The plaintiff pleaded that the defendant borrowed a sum of Rs. 10,000 under one promissory
note dt. 1-8-1972 and Rs. 5,000/- under another on the same day. The defence argued that no
amounts were borrowed, and that the plaintiff was a pauper and had no means to lend the
amounts. The plaintiff admitted in his evidence that Exs. A-1 and A-3 were not supported by
cash consideration but were renewals of earlier notes.
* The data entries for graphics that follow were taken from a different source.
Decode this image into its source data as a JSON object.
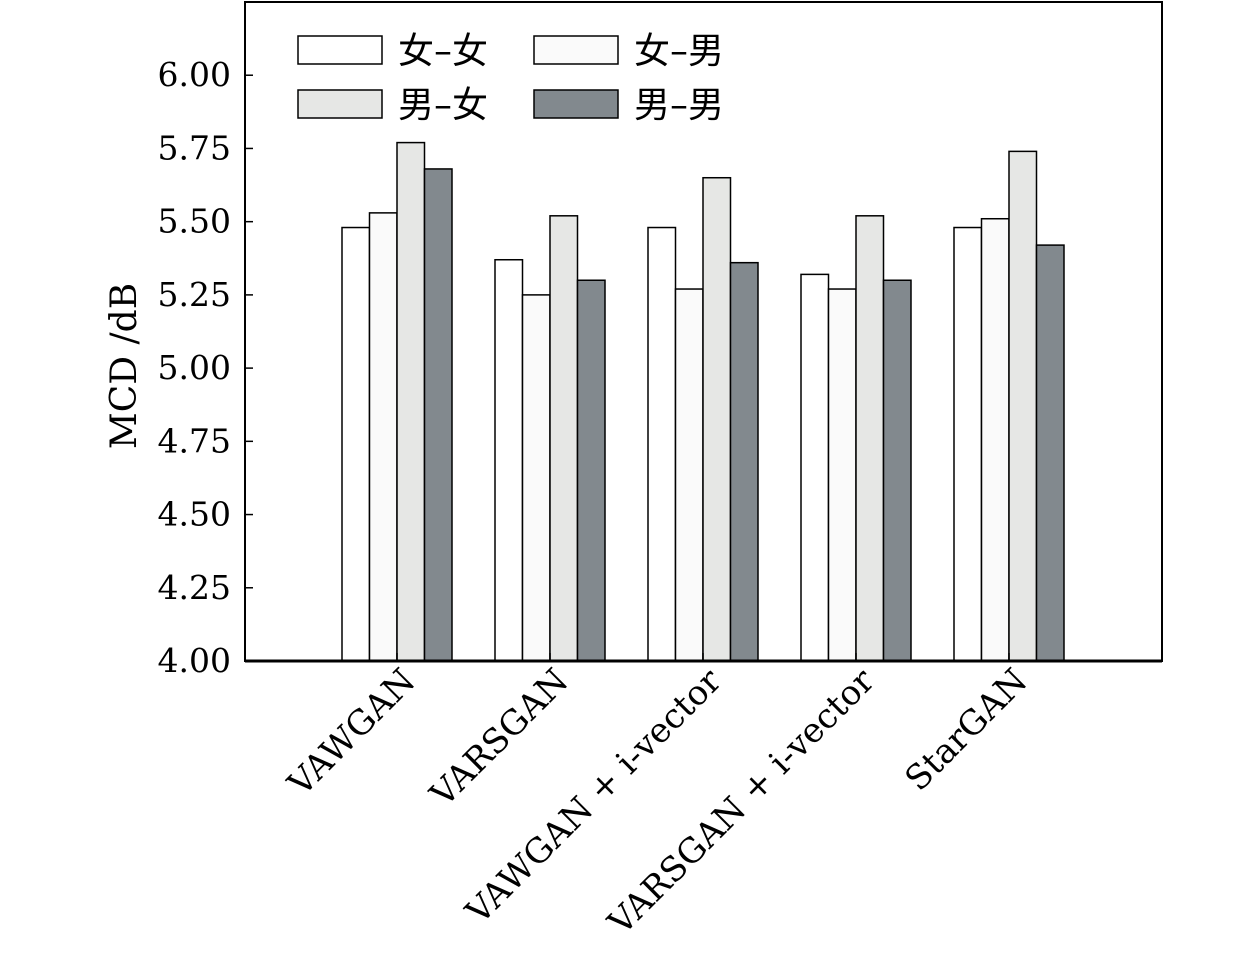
{
  "chart_data": {
    "type": "bar",
    "title": "",
    "xlabel": "",
    "ylabel": "MCD /dB",
    "ylim": [
      4.0,
      6.25
    ],
    "yticks": [
      "4.00",
      "4.25",
      "4.50",
      "4.75",
      "5.00",
      "5.25",
      "5.50",
      "5.75",
      "6.00"
    ],
    "grid": false,
    "legend_position": "top-left",
    "categories": [
      "VAWGAN",
      "VARSGAN",
      "VAWGAN + i-vector",
      "VARSGAN + i-vector",
      "StarGAN"
    ],
    "series": [
      {
        "name": "女–女",
        "color": "#ffffff",
        "values": [
          5.48,
          5.37,
          5.48,
          5.32,
          5.48
        ]
      },
      {
        "name": "女–男",
        "color": "#fafafa",
        "values": [
          5.53,
          5.25,
          5.27,
          5.27,
          5.51
        ]
      },
      {
        "name": "男–女",
        "color": "#e6e7e5",
        "values": [
          5.77,
          5.52,
          5.65,
          5.52,
          5.74
        ]
      },
      {
        "name": "男–男",
        "color": "#82898e",
        "values": [
          5.68,
          5.3,
          5.36,
          5.3,
          5.42
        ]
      }
    ]
  }
}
The trial Court rejected the plaintiff's case of cash consideration for Exs. A-1 and A-3 and also
rejected the defendant's plea and Ex. A-9 and A-7 notes. However, the counsel for defendant-
respondent Sri V.R Mohan Rao argued that the suit is still liable to be decreed on the basis of
the presumption under S. 118. Sri E.V Bhagiratha Rao contended that the view taken in Janaka
Lakshmi's case is not correct and commended the view in Maddam Lingaiah's case.

Issues:
– Whether the defendant can prove the non-existence of consideration by a preponderance
of probabilities by referring to the particular circumstances of the case?
– Whether the burden of proof shifts by presumptions of law or fact?
– Whether the presumption under S. 118 of the Negotiable Instruments Act steps into the
witness box and acts as a substitute for the plaintiff's evidence?
– Whether the burden of proof loses all importance when both parties have led evidence?
– Whether the plaintiff has discharged the legal burden?
Rule:
The defendant can prove the non-existence of consideration by a preponderance of probabilities
by referring to the particular circumstances of the case. The burden of proof shifts by
presumptions of law or fact. The presumption under S. 118 of the Negotiable Instruments Act
steps into the witness box and acts as a substitute for the plaintiff's evidence. The burden of proof
loses all importance when both parties have led evidence. The plaintiff has not discharged the
legal burden.

Analysis:
Presumptions are of two kinds, presumptions of fact and of law. A rebuttable presumption of
law is a legal rule to be applied by the court in the absence of conflicting evidence. The provisions
of S. 118 of the Negotiable Instruments Act direct that the court shall presume 'until the contrary
is proved'. The words 'Not proved' are defined as a fact that is said not to be proved when it is
neither proved nor disproved. It is permissible to establish the fact by a preponderance of
probabilities and the entire circumstances of the particular case. The defendant can rebut the
presumption raised by S. 118 of the Negotiable Instruments Act. The burden of proof may shift
by presumptions of law or fact. The presumption under S. 118 raised by the statute initially in
favour of the plaintiff steps into the witness box and acts as a substitute for the plaintiff's
evidence. When both parties have led evidence, the burden of proof loses all importance and
becomes purely academic. The presumption under S. 118 does not again come to the plaintiff's
rescue if the plaintiff has not discharged the legal burden.

Conclusion:
The decision of the High Court in M. Janaka Lakshmi v. Madhava Rao, (AIR 1973 Andh Pra
103) is overruled. The appeal is allowed, and the suit is dismissed without costs.